Many years have passed since this incident, but a total stranger's horrible comment about my decision not to breastfeed my daughter still haunts me. I never even saw this person face to face, since she mom-shamed me online. Still, her harsh words ring in my ears to this day.
It all started because I'd written a blog post about why I chose to formula feed and how well it was going following an emotional, but ultimately failed, experience with breastfeeding. I felt good sharing my story and hoped it would help other moms who were also struggling to breastfeed embrace formula feeding without feeling guilty or ashamed. I shouldn't have read the comments; I knew I shouldn't have read the comments. But I did, and there they were — words that cut me so deep, it was as if I'd just been stabbed in the heart: YOU DON'T DESERVE TO BE A MOTHER.
There they were — words that cut me so deep, it was as if I'd just been stabbed in the heart: YOU DON'T DESERVE TO BE A MOTHER.
There was more. Some stuff about how selfish I was for not breastfeeding, and how my kids would grow up to hate me. You know, your typical internet troll rant that I should have ignored or laughed off. But for some reason, I couldn't. Maybe it was because this stranger had laid bare my deepest fears, namely that because I'd failed to make breastfeeding work, I was somehow less of a good mother for my child. Or that, just as she'd hinted, I could never stack up against other moms who breastfed, and their kids were better off.
Against my better judgment, I wrote back to let this person know how badly her comment hurt me. Then I chastised myself even more for letting her know she'd "won" by getting a reaction out of me. Luckily, I was able to wrangle up enough self-control to close my laptop and never look to see whether she'd responded with more garbage. But I'd be lying if I claimed that was the end of it. In tears, I went to my husband and recounted the vile things this mom-shamer had said to me. Of course, he said exactly what I needed to hear: That this person didn't know me. She had no idea what kind of mom I was. And it was easy for her to say horrible stuff about me from the safety of her computer, wherever the hell she lived.
I knew all of this was true. But it took me days, maybe weeks, to get her comment out of my mind. YOU DON'T DESERVE TO BE A MOTHER. YOU DON'T DESERVE TO BE A MOTHER. Years later, I still remember how badly her words hurt. And any time I'm feeling insecure or down on myself about my parenting choices, I hear those words in my head: YOU DON'T DESERVE TO BE A MOTHER.

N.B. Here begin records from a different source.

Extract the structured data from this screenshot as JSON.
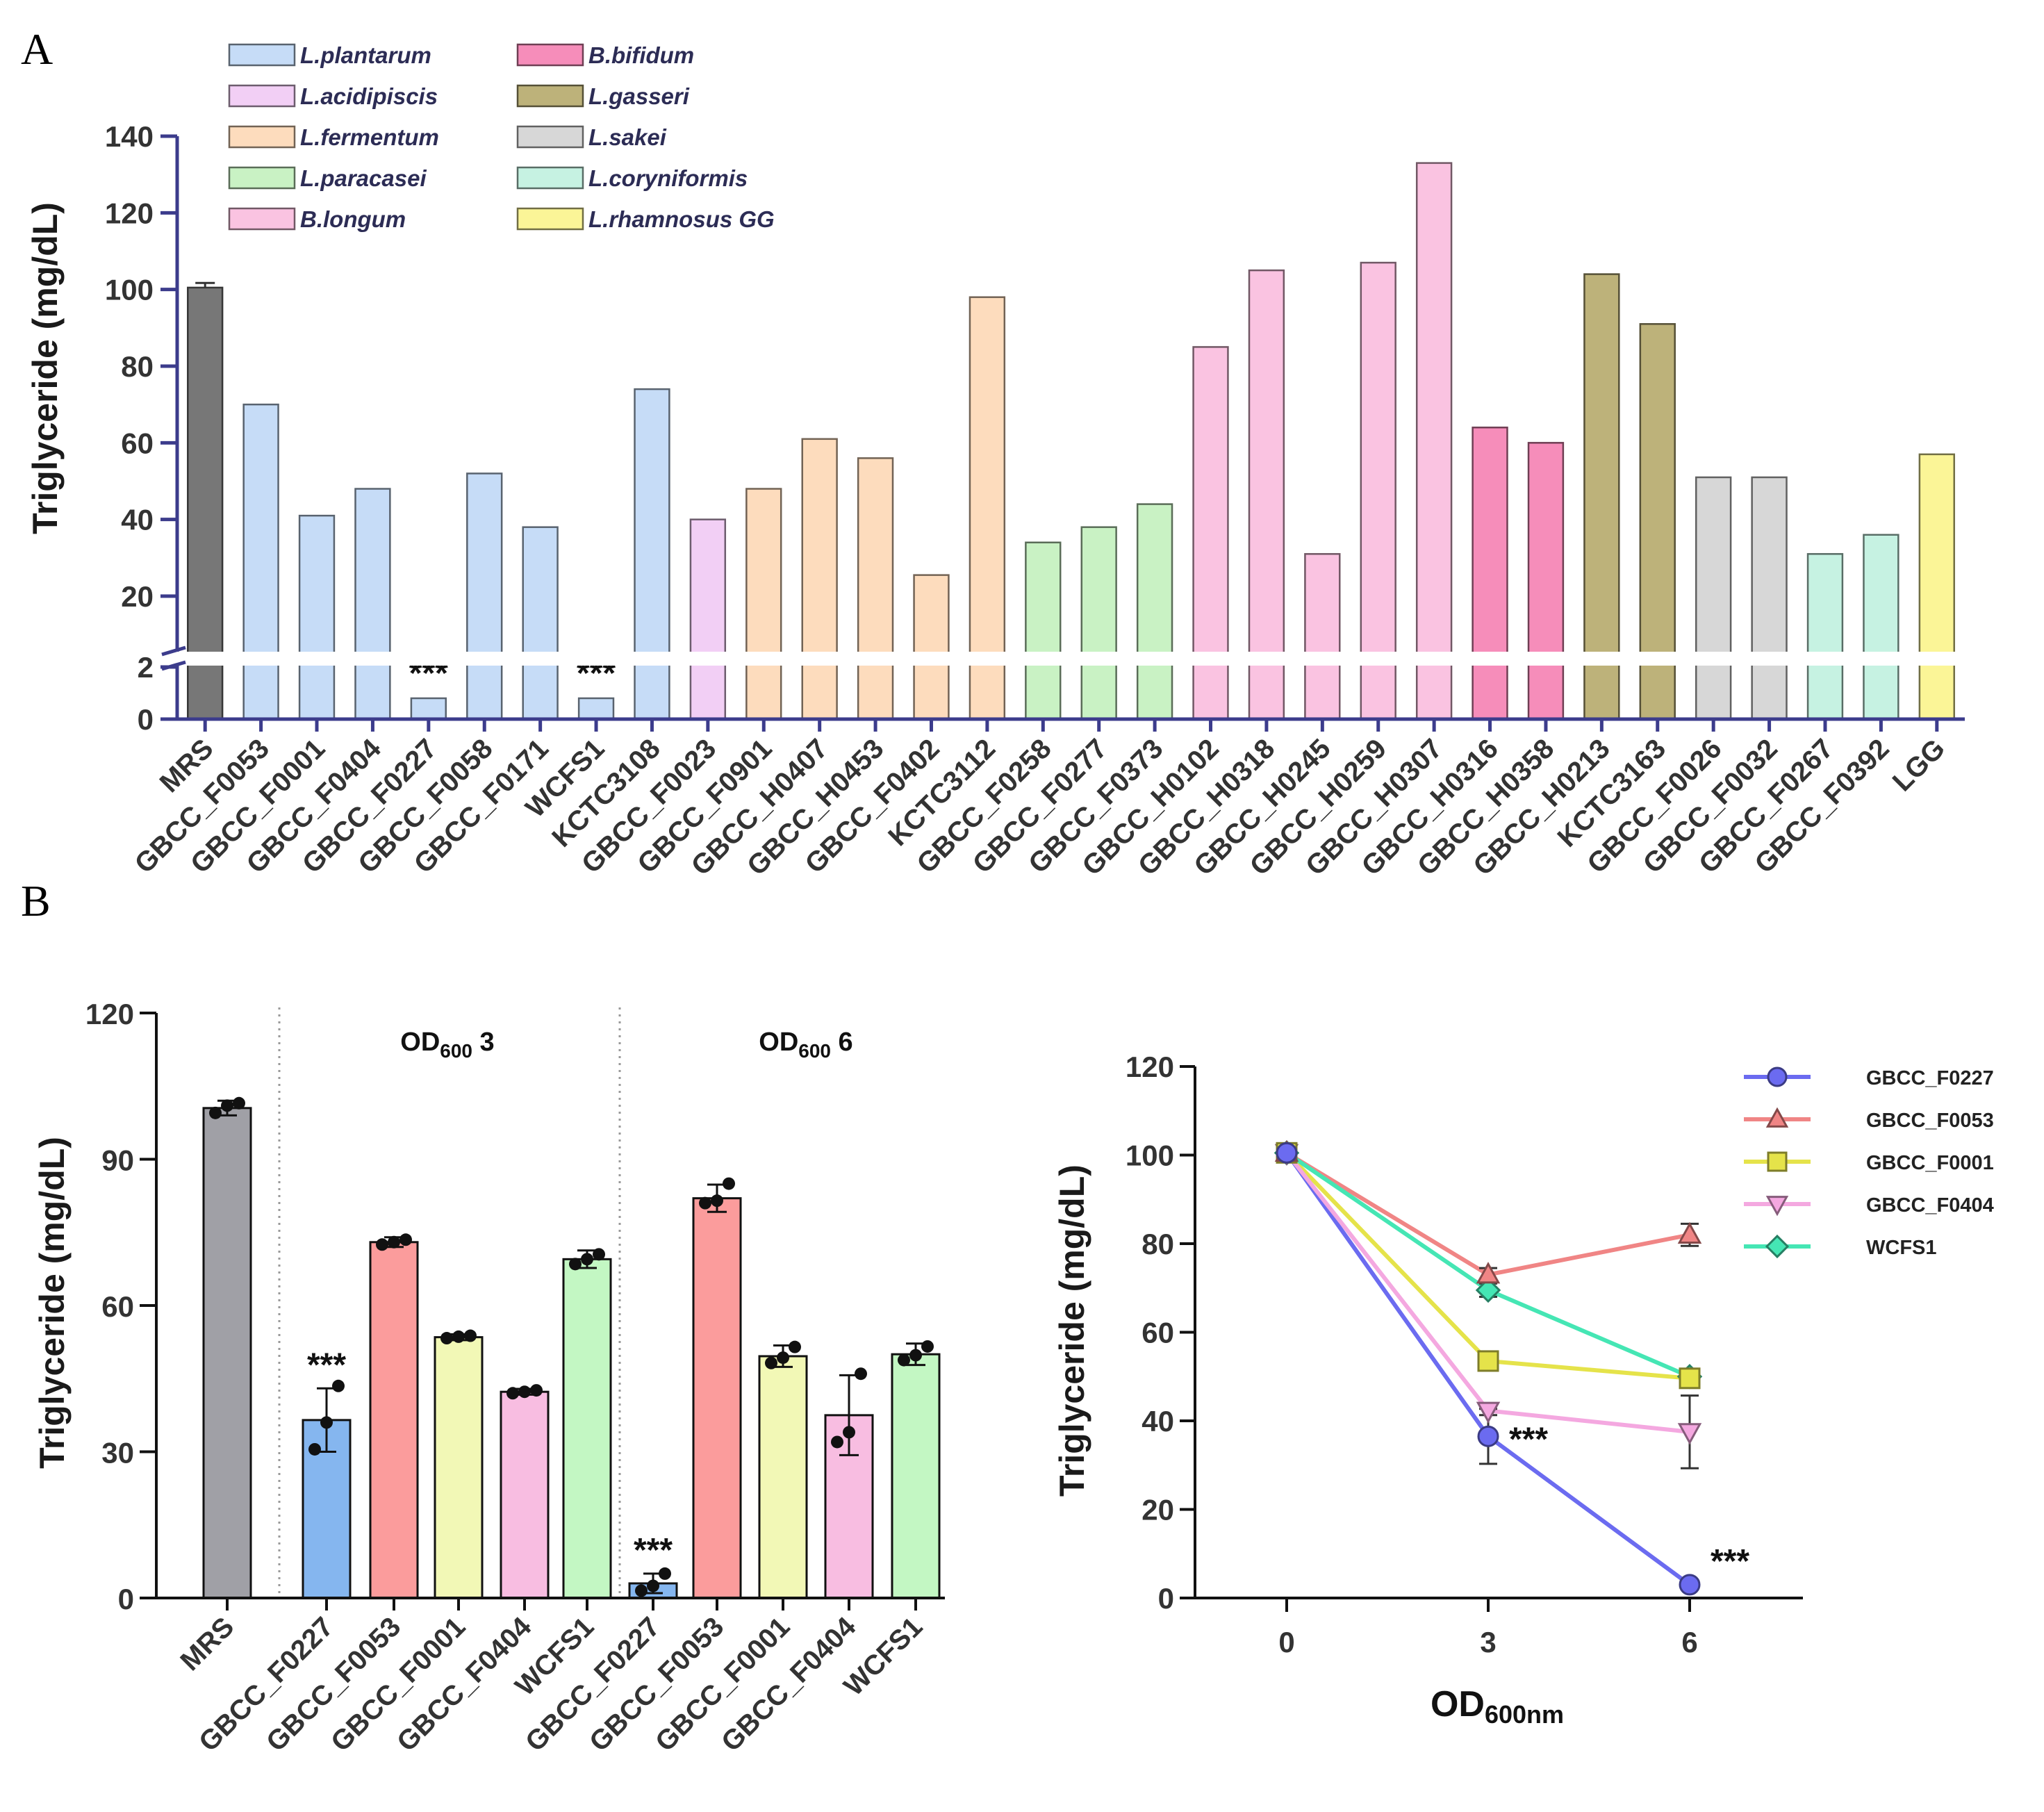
{
  "figure": {
    "panel_a_letter": "A",
    "panel_b_letter": "B"
  },
  "chart_data": [
    {
      "type": "bar",
      "title": "",
      "panel": "A",
      "ylabel": "Triglyceride  (mg/dL)",
      "xlabel": "",
      "ylim": [
        0,
        140
      ],
      "axis_break": [
        2,
        20
      ],
      "lower_ticks": [
        "0",
        "2"
      ],
      "upper_ticks": [
        "20",
        "40",
        "60",
        "80",
        "100",
        "120",
        "140"
      ],
      "significance_label": "***",
      "legend": [
        {
          "name": "L.plantarum",
          "color": "#c6dcf7"
        },
        {
          "name": "L.acidipiscis",
          "color": "#f2cff5"
        },
        {
          "name": "L.fermentum",
          "color": "#fddcbd"
        },
        {
          "name": "L.paracasei",
          "color": "#c9f2c4"
        },
        {
          "name": "B.longum",
          "color": "#fac3e1"
        },
        {
          "name": "B.bifidum",
          "color": "#f68dba"
        },
        {
          "name": "L.gasseri",
          "color": "#bdb27a"
        },
        {
          "name": "L.sakei",
          "color": "#d7d7d7"
        },
        {
          "name": "L.coryniformis",
          "color": "#c6f2e2"
        },
        {
          "name": "L.rhamnosus GG",
          "color": "#fbf597"
        }
      ],
      "control_color": "#777777",
      "categories": [
        "MRS",
        "GBCC_F0053",
        "GBCC_F0001",
        "GBCC_F0404",
        "GBCC_F0227",
        "GBCC_F0058",
        "GBCC_F0171",
        "WCFS1",
        "KCTC3108",
        "GBCC_F0023",
        "GBCC_F0901",
        "GBCC_H0407",
        "GBCC_H0453",
        "GBCC_F0402",
        "KCTC3112",
        "GBCC_F0258",
        "GBCC_F0277",
        "GBCC_F0373",
        "GBCC_H0102",
        "GBCC_H0318",
        "GBCC_H0245",
        "GBCC_H0259",
        "GBCC_H0307",
        "GBCC_H0316",
        "GBCC_H0358",
        "GBCC_H0213",
        "KCTC3163",
        "GBCC_F0026",
        "GBCC_F0032",
        "GBCC_F0267",
        "GBCC_F0392",
        "LGG"
      ],
      "values": [
        100.5,
        70,
        41,
        48,
        0.8,
        52,
        38,
        0.8,
        74,
        40,
        48,
        61,
        56,
        25.5,
        98,
        34,
        38,
        44,
        85,
        105,
        31,
        107,
        133,
        64,
        60,
        104,
        91,
        51,
        51,
        31,
        36,
        57
      ],
      "groups": [
        "control",
        "L.plantarum",
        "L.plantarum",
        "L.plantarum",
        "L.plantarum",
        "L.plantarum",
        "L.plantarum",
        "L.plantarum",
        "L.plantarum",
        "L.acidipiscis",
        "L.fermentum",
        "L.fermentum",
        "L.fermentum",
        "L.fermentum",
        "L.fermentum",
        "L.paracasei",
        "L.paracasei",
        "L.paracasei",
        "B.longum",
        "B.longum",
        "B.longum",
        "B.longum",
        "B.longum",
        "B.bifidum",
        "B.bifidum",
        "L.gasseri",
        "L.gasseri",
        "L.sakei",
        "L.sakei",
        "L.coryniformis",
        "L.coryniformis",
        "L.rhamnosus GG"
      ],
      "significant": [
        "GBCC_F0227",
        "WCFS1"
      ],
      "error": {
        "MRS": 1.2
      }
    },
    {
      "type": "bar",
      "title": "",
      "panel": "B-left",
      "ylabel": "Triglyceride  (mg/dL)",
      "ylim": [
        0,
        120
      ],
      "ticks": [
        "0",
        "30",
        "60",
        "90",
        "120"
      ],
      "significance_label": "***",
      "group_labels": [
        {
          "main": "OD",
          "sub": "600",
          "suffix": " 3"
        },
        {
          "main": "OD",
          "sub": "600",
          "suffix": " 6"
        }
      ],
      "categories": [
        "MRS",
        "GBCC_F0227",
        "GBCC_F0053",
        "GBCC_F0001",
        "GBCC_F0404",
        "WCFS1",
        "GBCC_F0227",
        "GBCC_F0053",
        "GBCC_F0001",
        "GBCC_F0404",
        "WCFS1"
      ],
      "values": [
        100.5,
        36.5,
        73,
        53.5,
        42.3,
        69.5,
        3,
        82,
        49.6,
        37.5,
        50
      ],
      "errors": [
        1.5,
        6.5,
        1,
        0.6,
        0.6,
        1.8,
        2,
        2.8,
        2.2,
        8.2,
        2.2
      ],
      "points": [
        [
          99.5,
          101,
          101.5
        ],
        [
          30.5,
          36,
          43.5
        ],
        [
          72.5,
          73,
          73.5
        ],
        [
          53.3,
          53.6,
          53.8
        ],
        [
          42,
          42.3,
          42.6
        ],
        [
          68.5,
          69.5,
          70.5
        ],
        [
          1.5,
          2.5,
          5
        ],
        [
          81,
          81.5,
          85
        ],
        [
          48.2,
          49.3,
          51.5
        ],
        [
          32,
          34,
          46
        ],
        [
          48.8,
          49.8,
          51.6
        ]
      ],
      "colors": [
        "#a0a0a6",
        "#85b6ef",
        "#fb9c9c",
        "#f2f8b6",
        "#f8bde1",
        "#c3f7c3",
        "#85b6ef",
        "#fb9c9c",
        "#f2f8b6",
        "#f8bde1",
        "#c3f7c3"
      ],
      "significant_index": [
        1,
        6
      ]
    },
    {
      "type": "line",
      "title": "",
      "panel": "B-right",
      "ylabel": "Triglyceride  (mg/dL)",
      "xlabel": {
        "main": "OD",
        "sub": "600nm"
      },
      "x": [
        0,
        3,
        6
      ],
      "xticks": [
        "0",
        "3",
        "6"
      ],
      "ylim": [
        0,
        120
      ],
      "yticks": [
        "0",
        "20",
        "40",
        "60",
        "80",
        "100",
        "120"
      ],
      "significance_label": "***",
      "series": [
        {
          "name": "GBCC_F0227",
          "values": [
            100.5,
            36.5,
            3
          ],
          "errors": [
            0,
            6.2,
            0.8
          ],
          "color": "#6b6bf0",
          "marker": "circle"
        },
        {
          "name": "GBCC_F0053",
          "values": [
            100.5,
            73,
            82
          ],
          "errors": [
            0,
            1.5,
            2.5
          ],
          "color": "#f08585",
          "marker": "triangle-up"
        },
        {
          "name": "GBCC_F0001",
          "values": [
            100.5,
            53.5,
            49.6
          ],
          "errors": [
            0,
            0.8,
            1.5
          ],
          "color": "#e5e34a",
          "marker": "square"
        },
        {
          "name": "GBCC_F0404",
          "values": [
            100.5,
            42.3,
            37.5
          ],
          "errors": [
            0,
            1,
            8.2
          ],
          "color": "#f4a8e0",
          "marker": "triangle-down"
        },
        {
          "name": "WCFS1",
          "values": [
            100.5,
            69.5,
            50
          ],
          "errors": [
            0,
            1.5,
            1.5
          ],
          "color": "#45e6b4",
          "marker": "diamond"
        }
      ],
      "significant": [
        {
          "series": "GBCC_F0227",
          "x": 3
        },
        {
          "series": "GBCC_F0227",
          "x": 6
        }
      ]
    }
  ]
}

I can't change what was said or how negatively it affected me, but here's the positive I take away: mom-shaming has a real impact. No matter how casually someone makes a remark, it can stay with a mother forever. And while I'm much more content with my parenting choices now and try not to let that noise affect me, I'll never forget it. And in turn, I watch what I say to other moms, both in person and online. You never know how low she's feeling or how much saying something supportive instead could change her life for the better.